Jehangir’s birth in February was right before the second wave of Covid-19 rose; Kareena was shooting Laal Singh Chadha with Aamir Khan in Delhi during her second trimester. “Saif, Taimur and I moved to Pataudi and made that our base for a while. I would commute between Delhi and Pataudi every day. I shot in autos, with 150 people on set, often at nights from 7 pm to early next day,” she says, “Hundreds of women continued to work through these trying times and I powered through too.” A second pregnancy at 40 already meant greater exhaustion, and adding to it, was the stress of the pandemic. “I think if life continues in this way for much longer, Jeh’s ‘normal’ will be different from Taimur’s,” she observes.

Through the book, she compares and contrasts her two pregnancies, sharing how she prepared Taimur for the arrival of his baby brother. “I would even show him the ultrasounds — he didn’t really understand them but he liked being included,” she says.

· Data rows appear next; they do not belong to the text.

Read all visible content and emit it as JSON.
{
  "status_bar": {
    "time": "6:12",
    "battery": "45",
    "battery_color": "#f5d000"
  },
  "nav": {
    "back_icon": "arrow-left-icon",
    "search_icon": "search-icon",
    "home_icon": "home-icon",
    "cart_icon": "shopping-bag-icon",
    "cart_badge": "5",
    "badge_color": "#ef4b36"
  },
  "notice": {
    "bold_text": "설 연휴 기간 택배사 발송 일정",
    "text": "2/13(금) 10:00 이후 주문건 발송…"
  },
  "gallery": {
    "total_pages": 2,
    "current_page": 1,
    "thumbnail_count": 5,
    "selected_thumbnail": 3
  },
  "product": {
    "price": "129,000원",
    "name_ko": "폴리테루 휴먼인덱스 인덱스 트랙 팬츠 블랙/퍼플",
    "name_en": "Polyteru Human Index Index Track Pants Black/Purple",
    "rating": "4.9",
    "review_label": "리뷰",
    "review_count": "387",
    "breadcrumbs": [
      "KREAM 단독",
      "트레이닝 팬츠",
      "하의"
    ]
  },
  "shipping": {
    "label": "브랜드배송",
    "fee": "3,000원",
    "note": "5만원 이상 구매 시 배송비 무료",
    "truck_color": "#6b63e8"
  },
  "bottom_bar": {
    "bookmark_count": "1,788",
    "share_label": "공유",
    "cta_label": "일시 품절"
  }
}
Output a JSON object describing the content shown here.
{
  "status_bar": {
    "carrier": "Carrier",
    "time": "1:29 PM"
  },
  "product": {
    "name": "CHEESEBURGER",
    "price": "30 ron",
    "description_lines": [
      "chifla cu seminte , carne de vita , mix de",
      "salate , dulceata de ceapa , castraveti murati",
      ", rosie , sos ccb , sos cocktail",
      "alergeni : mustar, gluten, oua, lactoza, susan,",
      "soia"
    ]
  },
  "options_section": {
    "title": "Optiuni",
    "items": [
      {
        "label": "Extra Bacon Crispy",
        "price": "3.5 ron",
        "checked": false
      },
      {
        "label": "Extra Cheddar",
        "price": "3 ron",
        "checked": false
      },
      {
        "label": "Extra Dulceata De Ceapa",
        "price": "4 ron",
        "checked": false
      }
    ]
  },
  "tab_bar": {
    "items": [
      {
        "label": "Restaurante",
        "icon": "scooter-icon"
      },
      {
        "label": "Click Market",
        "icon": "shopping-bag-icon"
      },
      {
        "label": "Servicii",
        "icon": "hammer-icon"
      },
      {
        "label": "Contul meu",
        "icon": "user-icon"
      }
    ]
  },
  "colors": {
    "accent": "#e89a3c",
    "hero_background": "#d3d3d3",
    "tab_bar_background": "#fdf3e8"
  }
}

Given the extra stay-at-home time during the pandemic, Kareena says that she enjoys watching her two sons interact with each other. “By the time Jeh was two months old, Taimur had already been lying in bed with him, trying to read him stories. He has chalked out a bunch of games that he will play with his baby brother. Jeh is exciting for him. He can’t wait for him to grow up. I can see Jeh will soon grow to adore his big brother,” she says, adding, “They both seem different though. Tim looks like Saif, but he is outgoing and flamboyant like me. Jeh looks like me, but he seems serious and quieter — more Saif than me, that’s for sure.”

She credits Saif with Taimur’s self assurance and lack of sibling jealousy. “Saif really carried the load for me when Taimur was born. I was nervous with Taimur. And while he is close to me, he shares an altogether different bond with his father. Saif has been my rock.”

“Modern Indian dads are always present for the important things — vaccines, school interviews, sports day and the like,” she notes, “But I think just being there for your kids for the nitty-gritties of life matters — bathing, bedtime stories and ice-cream runs.”

Though she hopes that her book will be a one-stop manual for moms to be, she acknowledges that true learning can begin only when there is a live, kicking baby in your arms that has a mind of its own. “You may know the exact method in which to make your baby latch on your nipple, but what if it doesn’t happen? You may think your baby is crying with hunger but actually it might have colic. You may have read all about baby blues, but when it hits you like a ton of bricks you may be helpless,” she says.

Whatever happens, she reminds us, “Be kind to yourself… though I know that is easier said than done!”